Both produced notable individual performances and also helped Scotland, led by Scott Knowles, to win the Home Internationals for the first time in six years. That was one of two highlights for Craigielaw teenager Forrest, the other having come shortly before when he won the Scottish Amateur Championship at Royal Dornoch.
It completed a hat-trick of national titles for Forrest, the Scottish Under-16s champion in 2009 then Scottish Boys’ champion the following year.
His latest triumph came a few weeks after the death of his father, Graeme, and was down to character as much as skill.
Forrest is now back at college in San Diego, where he’ll be aiming to keep improving before his next domestic captain, when Walker Cup spots will be up for grabs.
Ferrier would also have been a contender for that Great Britain & Ireland team but is now pursuing his dream of becoming a Tour professional.
The Baberton player probably didn’t get the credit he deserved for winning the Scottish Boys’ Championship at Dunbar in 2007. His triumph was looked upon by some as a flash in the pan. Yet, using his triumph in last year’s East of Scotland Open at Lundin as the springboard, Ferrier came out this year and certainly proved those critics wrong.
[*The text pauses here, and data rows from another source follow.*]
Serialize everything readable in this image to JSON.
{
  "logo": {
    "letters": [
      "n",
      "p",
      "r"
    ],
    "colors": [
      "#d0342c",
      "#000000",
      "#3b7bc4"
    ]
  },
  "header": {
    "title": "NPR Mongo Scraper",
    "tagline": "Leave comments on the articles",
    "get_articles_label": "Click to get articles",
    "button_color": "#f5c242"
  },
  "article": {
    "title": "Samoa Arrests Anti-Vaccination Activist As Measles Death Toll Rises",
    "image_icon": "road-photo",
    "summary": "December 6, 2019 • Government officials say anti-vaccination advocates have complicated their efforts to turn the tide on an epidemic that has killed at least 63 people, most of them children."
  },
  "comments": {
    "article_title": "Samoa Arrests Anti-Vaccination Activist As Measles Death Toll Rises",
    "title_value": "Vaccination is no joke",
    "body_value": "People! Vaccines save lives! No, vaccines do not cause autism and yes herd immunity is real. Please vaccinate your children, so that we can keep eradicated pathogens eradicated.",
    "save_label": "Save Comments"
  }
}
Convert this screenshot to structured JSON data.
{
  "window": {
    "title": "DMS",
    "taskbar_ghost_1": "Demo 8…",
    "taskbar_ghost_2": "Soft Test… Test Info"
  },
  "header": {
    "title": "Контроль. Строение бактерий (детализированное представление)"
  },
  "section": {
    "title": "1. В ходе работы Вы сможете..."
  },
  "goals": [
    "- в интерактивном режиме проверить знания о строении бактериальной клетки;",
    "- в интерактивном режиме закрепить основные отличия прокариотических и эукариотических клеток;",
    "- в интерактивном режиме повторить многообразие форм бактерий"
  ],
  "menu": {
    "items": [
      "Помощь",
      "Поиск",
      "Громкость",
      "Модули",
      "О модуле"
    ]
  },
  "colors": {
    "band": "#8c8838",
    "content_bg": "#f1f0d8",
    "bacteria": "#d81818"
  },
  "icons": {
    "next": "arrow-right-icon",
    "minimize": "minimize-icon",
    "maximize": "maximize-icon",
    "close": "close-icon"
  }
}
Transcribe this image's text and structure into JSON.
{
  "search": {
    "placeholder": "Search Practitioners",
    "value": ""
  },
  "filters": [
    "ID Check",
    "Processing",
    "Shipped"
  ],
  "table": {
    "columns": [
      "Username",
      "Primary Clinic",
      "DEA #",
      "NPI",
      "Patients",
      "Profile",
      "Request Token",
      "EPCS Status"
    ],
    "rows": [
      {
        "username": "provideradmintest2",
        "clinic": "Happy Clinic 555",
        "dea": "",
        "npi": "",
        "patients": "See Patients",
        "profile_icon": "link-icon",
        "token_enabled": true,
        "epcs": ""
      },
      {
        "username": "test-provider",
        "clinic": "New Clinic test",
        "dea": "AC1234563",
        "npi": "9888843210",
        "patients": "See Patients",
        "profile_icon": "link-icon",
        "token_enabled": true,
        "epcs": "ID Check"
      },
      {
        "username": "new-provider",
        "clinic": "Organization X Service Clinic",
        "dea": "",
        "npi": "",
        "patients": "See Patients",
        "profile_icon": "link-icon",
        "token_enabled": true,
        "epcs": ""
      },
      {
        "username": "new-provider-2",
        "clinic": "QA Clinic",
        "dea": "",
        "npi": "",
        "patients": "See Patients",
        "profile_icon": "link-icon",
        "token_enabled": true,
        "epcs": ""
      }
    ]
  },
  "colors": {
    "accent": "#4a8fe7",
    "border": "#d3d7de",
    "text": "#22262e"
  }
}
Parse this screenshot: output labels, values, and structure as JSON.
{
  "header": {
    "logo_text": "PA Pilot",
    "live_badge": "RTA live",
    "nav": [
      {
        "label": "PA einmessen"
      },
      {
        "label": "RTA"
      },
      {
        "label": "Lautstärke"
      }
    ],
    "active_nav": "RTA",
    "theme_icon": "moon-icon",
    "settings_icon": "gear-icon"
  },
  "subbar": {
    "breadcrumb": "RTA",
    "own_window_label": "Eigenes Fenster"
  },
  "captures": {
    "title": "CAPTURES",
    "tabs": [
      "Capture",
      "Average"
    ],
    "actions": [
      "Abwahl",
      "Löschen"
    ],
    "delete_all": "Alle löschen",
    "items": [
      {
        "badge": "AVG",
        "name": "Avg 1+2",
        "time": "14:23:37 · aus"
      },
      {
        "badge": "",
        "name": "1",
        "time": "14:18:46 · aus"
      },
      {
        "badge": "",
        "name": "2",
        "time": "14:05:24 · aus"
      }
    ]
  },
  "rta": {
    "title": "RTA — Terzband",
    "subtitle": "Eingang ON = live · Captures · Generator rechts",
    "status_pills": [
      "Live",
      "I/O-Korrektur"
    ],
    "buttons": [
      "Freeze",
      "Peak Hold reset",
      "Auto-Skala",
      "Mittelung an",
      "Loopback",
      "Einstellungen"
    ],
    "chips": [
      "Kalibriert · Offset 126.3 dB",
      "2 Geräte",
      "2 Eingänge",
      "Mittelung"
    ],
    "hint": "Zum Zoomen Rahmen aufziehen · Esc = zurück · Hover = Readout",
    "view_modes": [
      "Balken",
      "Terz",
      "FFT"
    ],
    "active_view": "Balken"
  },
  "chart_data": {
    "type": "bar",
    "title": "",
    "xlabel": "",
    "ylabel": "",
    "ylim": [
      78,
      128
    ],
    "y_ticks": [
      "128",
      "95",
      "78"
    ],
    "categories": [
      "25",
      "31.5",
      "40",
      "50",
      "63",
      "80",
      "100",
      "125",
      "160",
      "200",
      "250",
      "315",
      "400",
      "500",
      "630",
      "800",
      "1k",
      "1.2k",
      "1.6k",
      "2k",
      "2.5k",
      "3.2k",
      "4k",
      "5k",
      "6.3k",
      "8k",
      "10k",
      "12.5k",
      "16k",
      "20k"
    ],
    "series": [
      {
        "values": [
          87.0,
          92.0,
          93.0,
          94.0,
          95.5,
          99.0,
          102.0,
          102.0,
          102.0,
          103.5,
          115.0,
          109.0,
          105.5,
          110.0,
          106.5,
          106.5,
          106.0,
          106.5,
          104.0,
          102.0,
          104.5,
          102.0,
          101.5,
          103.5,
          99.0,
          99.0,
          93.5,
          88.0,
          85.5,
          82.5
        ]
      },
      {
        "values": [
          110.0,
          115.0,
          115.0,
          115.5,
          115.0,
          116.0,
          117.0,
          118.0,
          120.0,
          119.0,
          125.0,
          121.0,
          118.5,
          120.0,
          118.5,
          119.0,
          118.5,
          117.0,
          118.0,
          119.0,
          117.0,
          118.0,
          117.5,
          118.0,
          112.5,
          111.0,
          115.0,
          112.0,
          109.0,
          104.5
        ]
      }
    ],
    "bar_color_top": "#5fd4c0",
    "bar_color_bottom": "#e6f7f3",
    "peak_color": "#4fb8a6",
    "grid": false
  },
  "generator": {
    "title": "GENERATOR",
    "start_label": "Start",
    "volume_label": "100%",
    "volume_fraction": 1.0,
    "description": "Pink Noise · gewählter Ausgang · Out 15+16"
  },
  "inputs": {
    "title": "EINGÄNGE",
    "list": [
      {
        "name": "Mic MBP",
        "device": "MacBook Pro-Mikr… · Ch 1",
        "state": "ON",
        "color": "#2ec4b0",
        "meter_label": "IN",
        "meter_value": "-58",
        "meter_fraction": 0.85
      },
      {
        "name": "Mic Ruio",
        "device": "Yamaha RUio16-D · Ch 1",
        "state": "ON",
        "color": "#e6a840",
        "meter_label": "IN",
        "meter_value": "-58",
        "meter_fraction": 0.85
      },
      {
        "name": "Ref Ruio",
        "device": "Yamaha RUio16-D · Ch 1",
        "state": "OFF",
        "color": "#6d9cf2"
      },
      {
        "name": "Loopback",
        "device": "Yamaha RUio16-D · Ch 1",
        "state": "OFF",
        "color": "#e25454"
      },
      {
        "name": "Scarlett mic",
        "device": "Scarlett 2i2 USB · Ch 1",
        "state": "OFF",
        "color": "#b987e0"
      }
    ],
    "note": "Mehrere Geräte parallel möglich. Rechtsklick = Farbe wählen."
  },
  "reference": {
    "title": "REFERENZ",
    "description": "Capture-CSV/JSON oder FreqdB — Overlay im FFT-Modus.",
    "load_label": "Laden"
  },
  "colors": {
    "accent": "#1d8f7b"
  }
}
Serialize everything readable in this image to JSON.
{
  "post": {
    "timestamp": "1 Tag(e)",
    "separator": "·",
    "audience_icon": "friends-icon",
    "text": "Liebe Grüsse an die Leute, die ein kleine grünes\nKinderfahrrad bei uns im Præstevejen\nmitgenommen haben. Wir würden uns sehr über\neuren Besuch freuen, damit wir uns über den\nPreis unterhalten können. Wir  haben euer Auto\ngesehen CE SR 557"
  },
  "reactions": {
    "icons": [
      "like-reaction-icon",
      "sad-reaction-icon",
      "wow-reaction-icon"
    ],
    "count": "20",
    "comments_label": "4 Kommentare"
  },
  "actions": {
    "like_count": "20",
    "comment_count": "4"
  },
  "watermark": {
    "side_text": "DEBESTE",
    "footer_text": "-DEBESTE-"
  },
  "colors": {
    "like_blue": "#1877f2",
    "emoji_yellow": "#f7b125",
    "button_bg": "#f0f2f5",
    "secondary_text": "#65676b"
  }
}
He produced a brilliant performance to reach the semi-finals of the Amateur Championship at Royal Troon, losing to eventual winner Alan Dunbar. On the back of that, he secured his first full Scotland cap for the Home Internationals and played his part in the sweet success at Glasgow Gailes.
It was a first triumph in the event as team captain for Knowles, who is now hoping a three-man Scottish side can give a good account of themselves in this week’s Eisenhower Trophy.
Bidding to repeat a success on the world stage in Australia four years ago, Graeme Robertson, Paul Shields and Matthew Clark are flying the Saltire in Turkey.
“This is the biggest amateur team event and it feels like it _ 72 teams all made up of excellent golfers,” said Knowles.
When the next Eisenhower Trophy comes around, in two years, Forrest should be a strong contender and James Ross, too. The Royal Burgess man is undoubtedly one of the most improved players on the Scottish scene over the last couple of years and just missed out on a spot in that Home International team.
He recorded a first Scottish Order of Merit success this year, winning the Sutherland Chalice in Dumfries, and looks as though he can go from strength to strength over the next few seasons.
There’s also plenty of life left in Kingsknowe’s Allyn Dick, who overcame losing his funding to win the East of Scotland Open – a fourth Order of Merit success in four years.
On the team front, Lothians, once the event’s kingpins, failed to make the medal matches in the Scottish Area Team Championship at Blairgowrie. But, for the third year in a row and fourth time in the last five years, Lothians did win the boys’ equivalent at Cowglen.
All in all, then, it was a pretty decent campaign by the Capital’s amateur aces.